Pierre Boulez Saal - Das Trio con Brio
Seit zweieinhalb Jahrzehnten ist das Trio con Brio aus Kopenhagen auf den Konzertbühnen dieser Welt unterwegs. Hierzulande lange Zeit ein Geheimtipp, zählt die Klaviertrioformation inzwischen auch hier zu den erfolgreichsten Kammermusikensembles, spätestens seitdem das Trio als Nachfolger des legendären Beaux Arts Trios in der Presse gefeiert wurde.
In Wien gegründet, in Kopenhagen beheimatet, bezeichnet sich das Trio con Brio selbst als Fusion zweier sich überschneidender Paare: Die Geigerin und Cellistin sind Schwestern, und der Pianist ist mit der Cellistin verheiratet. Und man darf konstatieren: Geschadet hat es ihrem musikalischen Wirken nicht.
Unberechenbarkeit statt Gediegenheit
Alle drei kennen keinerlei Grenzen, was Ausführung und Tonqualität betrifft, sie verstehen sich blind. Der Vergleich mit dem Beaux Arts Trio ist in Sachen Qualität absolut gerechtfertigt. Nur die interpretatorische Ausrichtung ist dann doch eine andere.
Wo man beim Beaux Arts Trio dann doch immer mal eine gewisse Gediegenheit feststellen musste, ist beim Trio con Brio überhaupt nichts erwartbar, sondern geradezu unberechenbar. Ihre Interpretationen sprühen vor Einfällen, es klingt, als wenn sie die Musik gerade erst erfunden hätten. Aus noch so einfachen Motiven machen sie Erlebnisse. Man darf sicher sein: Selbst wenn sie nur "Alle meine Entchen" spielen würden, würde man gebannt zuhören.
Ponyhof mit Gruselfaktor
Neugierig ist das Trio con Brio auch auf neue Musik. Nicht zum ersten Mal haben sie eine Uraufführung nach Berlin mitgebracht, diesmal das Stück "Apatiens anatomi" der dänischen Komponistin Louise Alenius. Da geht es, der Titel deutet es an, um Apathie, und in den fünf Sätzen gibt es immer wieder ruhige, mitunter erstarrte Momente. Manches klingt ziemlich gefällig nach Neoklassik, mitunter hart an der Grenze zum Kitsch.
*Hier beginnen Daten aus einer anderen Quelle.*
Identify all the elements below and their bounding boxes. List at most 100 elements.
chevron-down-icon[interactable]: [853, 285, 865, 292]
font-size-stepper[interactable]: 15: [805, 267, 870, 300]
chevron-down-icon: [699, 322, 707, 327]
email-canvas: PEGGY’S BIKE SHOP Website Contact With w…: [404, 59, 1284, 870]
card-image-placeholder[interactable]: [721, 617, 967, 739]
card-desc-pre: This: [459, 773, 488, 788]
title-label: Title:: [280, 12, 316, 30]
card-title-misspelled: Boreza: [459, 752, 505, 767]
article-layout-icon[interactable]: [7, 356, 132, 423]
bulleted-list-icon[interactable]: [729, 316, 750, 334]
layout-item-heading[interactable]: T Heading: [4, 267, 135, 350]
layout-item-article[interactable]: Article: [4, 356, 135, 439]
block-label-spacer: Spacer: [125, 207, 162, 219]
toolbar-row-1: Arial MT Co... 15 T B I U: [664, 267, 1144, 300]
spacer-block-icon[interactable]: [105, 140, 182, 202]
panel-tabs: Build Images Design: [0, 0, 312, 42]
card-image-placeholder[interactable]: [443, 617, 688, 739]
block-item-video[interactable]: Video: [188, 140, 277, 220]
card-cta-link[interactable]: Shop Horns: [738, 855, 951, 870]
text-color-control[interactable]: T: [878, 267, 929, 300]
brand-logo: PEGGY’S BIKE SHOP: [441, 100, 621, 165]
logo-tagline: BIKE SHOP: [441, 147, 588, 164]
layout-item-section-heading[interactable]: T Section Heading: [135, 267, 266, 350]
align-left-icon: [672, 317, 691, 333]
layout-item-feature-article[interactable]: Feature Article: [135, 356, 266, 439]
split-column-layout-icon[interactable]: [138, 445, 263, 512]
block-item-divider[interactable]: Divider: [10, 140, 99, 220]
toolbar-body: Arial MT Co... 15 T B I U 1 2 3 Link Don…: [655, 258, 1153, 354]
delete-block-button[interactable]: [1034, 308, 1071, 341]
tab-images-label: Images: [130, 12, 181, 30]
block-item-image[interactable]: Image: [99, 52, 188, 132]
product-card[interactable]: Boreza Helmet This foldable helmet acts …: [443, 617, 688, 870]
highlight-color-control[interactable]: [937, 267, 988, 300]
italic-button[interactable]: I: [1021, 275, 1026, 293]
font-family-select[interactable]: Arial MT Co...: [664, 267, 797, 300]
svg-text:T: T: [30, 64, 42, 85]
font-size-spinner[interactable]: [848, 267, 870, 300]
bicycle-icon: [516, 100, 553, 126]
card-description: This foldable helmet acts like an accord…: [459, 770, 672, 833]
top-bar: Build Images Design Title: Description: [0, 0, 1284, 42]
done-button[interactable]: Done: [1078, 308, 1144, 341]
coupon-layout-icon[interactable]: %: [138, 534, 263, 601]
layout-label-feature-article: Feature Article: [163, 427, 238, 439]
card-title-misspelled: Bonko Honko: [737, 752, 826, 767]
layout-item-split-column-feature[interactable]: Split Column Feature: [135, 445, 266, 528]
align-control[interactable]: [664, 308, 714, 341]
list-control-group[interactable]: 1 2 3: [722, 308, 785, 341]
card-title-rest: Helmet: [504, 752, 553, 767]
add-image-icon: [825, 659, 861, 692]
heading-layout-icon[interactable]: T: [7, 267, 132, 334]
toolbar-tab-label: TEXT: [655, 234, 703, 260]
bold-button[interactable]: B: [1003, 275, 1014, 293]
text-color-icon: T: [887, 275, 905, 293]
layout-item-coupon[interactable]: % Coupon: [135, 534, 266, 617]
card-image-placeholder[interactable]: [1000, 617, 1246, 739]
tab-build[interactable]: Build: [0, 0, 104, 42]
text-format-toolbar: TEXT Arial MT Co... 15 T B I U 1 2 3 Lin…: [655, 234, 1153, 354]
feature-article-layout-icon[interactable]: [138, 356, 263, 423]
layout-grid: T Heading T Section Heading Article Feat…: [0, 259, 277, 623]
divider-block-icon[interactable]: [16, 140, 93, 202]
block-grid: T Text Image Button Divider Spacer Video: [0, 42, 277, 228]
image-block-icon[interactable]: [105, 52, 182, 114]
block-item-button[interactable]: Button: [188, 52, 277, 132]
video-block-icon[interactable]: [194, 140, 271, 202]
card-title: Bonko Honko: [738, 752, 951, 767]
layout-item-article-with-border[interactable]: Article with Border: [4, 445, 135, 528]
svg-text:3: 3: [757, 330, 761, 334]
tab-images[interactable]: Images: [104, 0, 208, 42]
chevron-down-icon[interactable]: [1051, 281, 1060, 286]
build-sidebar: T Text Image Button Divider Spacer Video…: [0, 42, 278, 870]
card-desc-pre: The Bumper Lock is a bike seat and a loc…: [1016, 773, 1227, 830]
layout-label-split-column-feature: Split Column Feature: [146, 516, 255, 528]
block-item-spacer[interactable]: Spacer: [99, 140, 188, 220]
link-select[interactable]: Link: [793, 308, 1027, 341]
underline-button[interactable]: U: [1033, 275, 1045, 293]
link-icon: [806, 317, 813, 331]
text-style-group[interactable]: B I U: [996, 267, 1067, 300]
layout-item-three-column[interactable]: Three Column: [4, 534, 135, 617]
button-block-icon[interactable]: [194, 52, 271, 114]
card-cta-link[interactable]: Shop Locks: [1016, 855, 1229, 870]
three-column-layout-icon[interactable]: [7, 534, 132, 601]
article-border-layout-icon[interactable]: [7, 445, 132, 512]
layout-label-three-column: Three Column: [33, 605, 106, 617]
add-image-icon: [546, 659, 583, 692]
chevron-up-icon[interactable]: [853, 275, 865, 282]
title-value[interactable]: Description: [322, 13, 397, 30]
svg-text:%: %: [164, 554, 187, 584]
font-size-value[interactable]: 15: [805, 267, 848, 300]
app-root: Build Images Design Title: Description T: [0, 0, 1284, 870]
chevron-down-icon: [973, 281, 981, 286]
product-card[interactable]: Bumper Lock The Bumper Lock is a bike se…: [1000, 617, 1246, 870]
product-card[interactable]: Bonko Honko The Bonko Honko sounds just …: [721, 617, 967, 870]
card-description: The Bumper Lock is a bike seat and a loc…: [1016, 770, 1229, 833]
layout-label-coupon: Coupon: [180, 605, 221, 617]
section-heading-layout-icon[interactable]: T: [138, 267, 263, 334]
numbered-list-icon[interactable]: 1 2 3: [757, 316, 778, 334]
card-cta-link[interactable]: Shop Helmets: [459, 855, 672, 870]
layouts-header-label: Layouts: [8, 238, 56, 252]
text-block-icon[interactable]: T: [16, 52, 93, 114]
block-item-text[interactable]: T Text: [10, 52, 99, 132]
Allerdings wird diese scheinbar unbeschwerte Welt immer wieder durch Hektik unterbrochen, da kratzt die Geige, der Pianist zupft in den Saiten seines Flügels, ein Akkord rutscht abwärts, dass der Boden unter den Füßen wegzubrechen scheint. Kurz: Das triefende Pathos wird immer wieder durch leichte Anarchie untergraben, ein wenig Ponyhof mit Gruselfaktor. Eigentlich gut gemacht, nur mit 25 Minuten ist das Stück deutlich zu lang, zumal am Ende aus der Apathie leider nur Langeweile wird.
Lächelnder Genuss
Ludwig van Beethovens Erstveröffentlichung, das Trio op. 1 Nr. 1, zählt längst zu den Standardwerken der Literatur, aber was bedeutet schon Standardwerk, wenn man streckenweise das Gefühl hat, die Musik zum ersten Mal zu hören?! Da gab es Witz und Charme auf höchstem Niveau, immer wieder auch spannungsgeladene Pausen, bei denen man die Luft anhielt.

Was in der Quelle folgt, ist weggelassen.